Para o vereador este programa é, igualmente, uma forma de integração social de crianças de estratos sociais diferentes. E por outro lado, permite que os pais, tendo os filhos na creche, possam trabalhar, ter o seu rendimento e não precisem de recorrer a outros subsídios.
Foi para ajudar as jovens famílias que procuravam a Câmara em busca de soluções que Leiria também avançou com um programa do mesmo tipo.
O “Creche para Todos” nasceu em 2019, “da constatação com os parceiros da rede social, que não havia vagas para todas as crianças até aos três anos e que muitas famílias não tinham capacidade de pagar a frequência de um estabelecimento privado”, diz à Renascença Ana Valentim, vereadora responsável pelo pelouro do Desenvolvimento Social.
A maior procura vem de famílias da zona urbana de Leiria e a Câmara comparticipa as mensalidades em 80%,60% ou 40%, conforme o escalão de abono de família em que a família se integra. O valor de referência sobre o qual é feito o cálculo são 300 euros. Segundo Ana Valentim, 2021 foi o ano em que se registou o maior número de candidaturas. Atualmente, cinquenta crianças beneficiam deste apoio.
Para a vereadora, esta foi uma medida muito importante para a inserção social e autonomia das famílias, já que, em muitos casos, face a uma oferta de emprego – nomeadamente através do IEFP – pais e sobretudo mães, eram confrontados com a necessidade de um lugar de creche para poderem trabalhar e sem o conseguir na rede social, não tinham como o pagar, no particular.
Em véspera de eleições autárquicas, há vários candidatos que colocaram o assunto no seu programa. A começar por Fernando Medina, presidente e candidato a renovar o mandato na capital que promete apoiar as famílias “até um determinado patamar de rendimento” para terem uma redução progressiva, chegando à gratuitidade no final do mandato.

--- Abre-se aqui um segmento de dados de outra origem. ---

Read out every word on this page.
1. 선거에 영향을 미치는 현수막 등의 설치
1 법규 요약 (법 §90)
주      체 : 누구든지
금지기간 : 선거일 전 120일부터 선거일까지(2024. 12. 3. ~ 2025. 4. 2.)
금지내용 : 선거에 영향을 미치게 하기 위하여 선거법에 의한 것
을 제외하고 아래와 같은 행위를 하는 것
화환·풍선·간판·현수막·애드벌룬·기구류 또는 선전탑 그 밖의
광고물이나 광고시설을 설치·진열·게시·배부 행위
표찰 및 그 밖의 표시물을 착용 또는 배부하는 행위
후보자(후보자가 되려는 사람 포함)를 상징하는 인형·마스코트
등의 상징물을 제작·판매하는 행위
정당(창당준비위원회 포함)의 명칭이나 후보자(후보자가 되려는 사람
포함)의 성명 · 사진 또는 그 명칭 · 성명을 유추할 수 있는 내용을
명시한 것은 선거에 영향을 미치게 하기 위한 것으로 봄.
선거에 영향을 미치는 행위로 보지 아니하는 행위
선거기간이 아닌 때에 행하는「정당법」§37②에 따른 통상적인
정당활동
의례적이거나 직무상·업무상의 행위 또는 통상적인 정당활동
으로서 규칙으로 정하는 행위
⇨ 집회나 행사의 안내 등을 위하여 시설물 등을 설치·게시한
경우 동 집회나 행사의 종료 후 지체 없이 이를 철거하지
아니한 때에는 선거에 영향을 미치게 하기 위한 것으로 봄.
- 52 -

Uma questão que também conta para as negociações do Orçamento de Estado de 2022 e de que, por exemplo, o PCP, não abre mão.
Em informação enviada à Renascença, o gabinete da ministra do Trabalho e Segurança Social refere que “20 mil é “o número médio mensal de crianças abrangidas pela portaria nº271/2020 (que estabelece a gratuitidade das creches para crianças de famílias do 1º escalão da comparticipação familiar e pelo 2º escalão, a partir do segundo filho, tendo em conta o rendimento desde que frequentem instituições do agregado e desde que frequentem instituições do setor solidário). No próximo ano letivo alarga-se a todas as crianças do 2º escalão de rendimentos.
Até ao momento há 42 novos contratos para creches PARES, com 2.674 vagas, dispersas por 27 concelhos das Áreas Metropolitanas de Lisboa e Porto e noutros concelhos com baixa cobertura, envolvendo um investimento do Instituto da Segurança Social de 14 milhões de euros.
Além disso, no âmbito do PRR – Programa de Recuperação e Resiliência – deverão ser criados outros 5500 lugares de creche e jardim de infância nos territórios com maiores necessidades de resposta.
Há pouco mais de uma semana, o Governo e as organizações do Setor Social assinaram um Compromisso de Cooperação para os próximos dois anos e que prevê um aumento de 3,6% no financiamento às respostas sociais. Nomeadamente para fazer face aos custos acrescidos que a pandemia determinou.